En ce qui concerne les déclarations personnelles, je pense qu’il est important d’engager un dialogue plus ouvert sur le travail émotionnel attendu ou explicitement demandé aux étudiants. Le monde universitaire devrait réfléchir aux raisons pour lesquelles les étudiants marginalisés de première génération sont souvent invités à partager leurs récits d’oppression et à exposer leurs traumatismes pour avoir accès à ces espaces. Plus important encore, je pense que les étudiants devraient garder à l’esprit que les parties de leur histoire qu’ils partagent sont toujours un choix.

Conseiller: J’ai vraiment eu du mal à savoir quoi dire en réponse à cette question, car je vois plusieurs façons de l’aborder. En fin de compte, je pense qu’il y a deux niveaux à cette question.

La première concerne l’exposition de votre vie à des personnes (telles que les comités de sélection) qui n’ont pas nécessairement gagné le droit d’en prendre connaissance. Cela pose problème, car on peut avoir l’impression que cette forme de travail émotionnel fait partie du prix d’entrée dans le monde universitaire pour les groupes historiquement (et actuellement) marginalisés par celui-ci.

Deuxièmement, le fait de reconnaître explicitement ces oppressions nous rappelle que ce lieu et cette voie n’ont pas été conçus pour nous.

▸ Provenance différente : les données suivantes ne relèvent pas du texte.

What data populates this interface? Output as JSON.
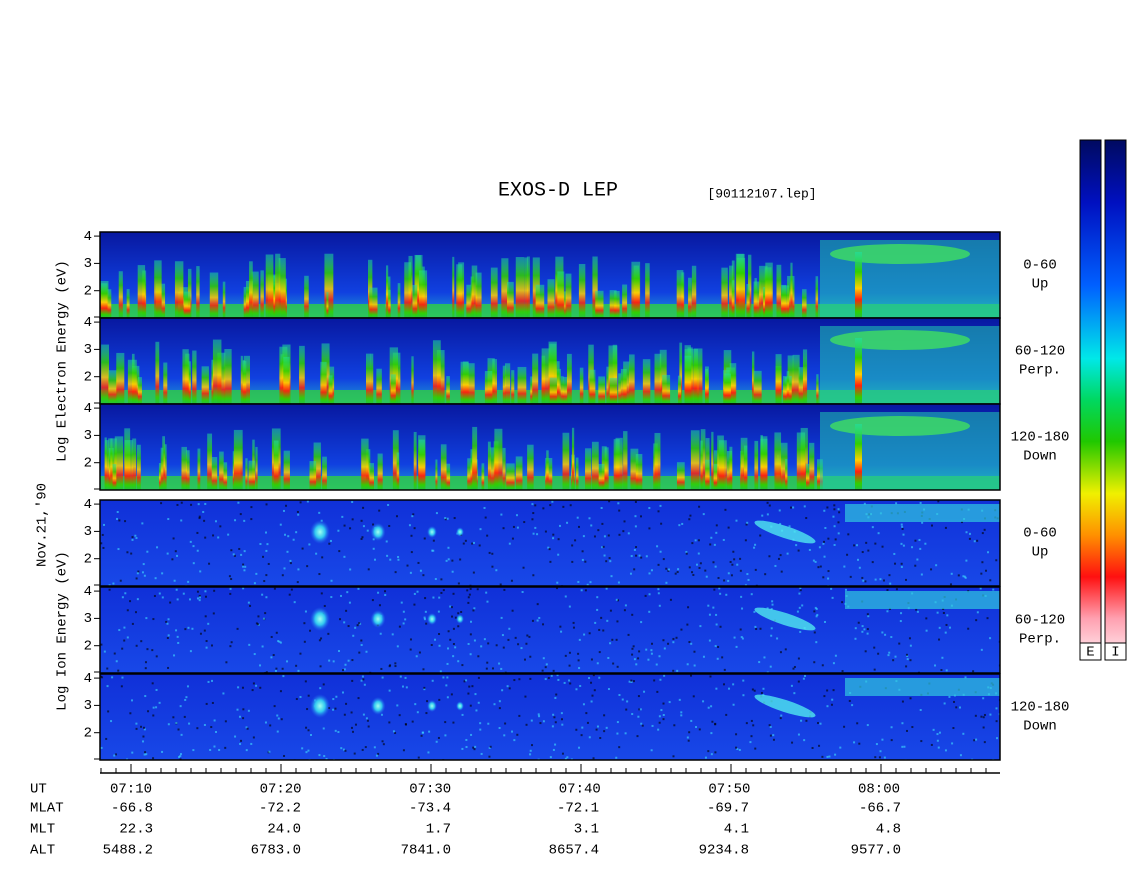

Nous avons dû nous faire une place dans le monde universitaire. Parfois, on attend de nous un récit dans lequel nous avons « déjoué les pronostics » ou renaît des cendres d’une manière ou d’une autre. Or, nous avons besoin de personnes ayant toutes sortes d’histoires, en particulier celles que l’on rencontre le moins dans les universités, pour être ici, pour être des enseignants et des producteurs de connaissances dans toutes les disciplines.

Alors que j’y réfléchissais, j’ai reçu par courriel ce discours/performance poignant du Dr Rogério Pinto, ici à l’UM (professeur et doyen associé de la recherche à l’école de travail social). Je l’ai regardé et je me suis dit qu’il n’y avait rien d’autre à dire. En seulement six minutes et demie, il distille l’essence des problèmes en nous demandant de réfléchir, entre autres choses :

« Qui d ‘autre devrait être ici ? Quel degré de diversité doit-on afficher pour être inclus ? Quelle est la part de cette diversité qui se perd sur le chemin de la titularisation ? Quelles sont les structures en place pour maintenir certains groupes dans la majorité ? Quelles idées sont prises au sérieux ? Est-il sûr pour moi, maintenant que j’ai réussi, d’être ici ? Quand le syndrome de l’imposteur cessera-t-il de menacer mon bien-être ? »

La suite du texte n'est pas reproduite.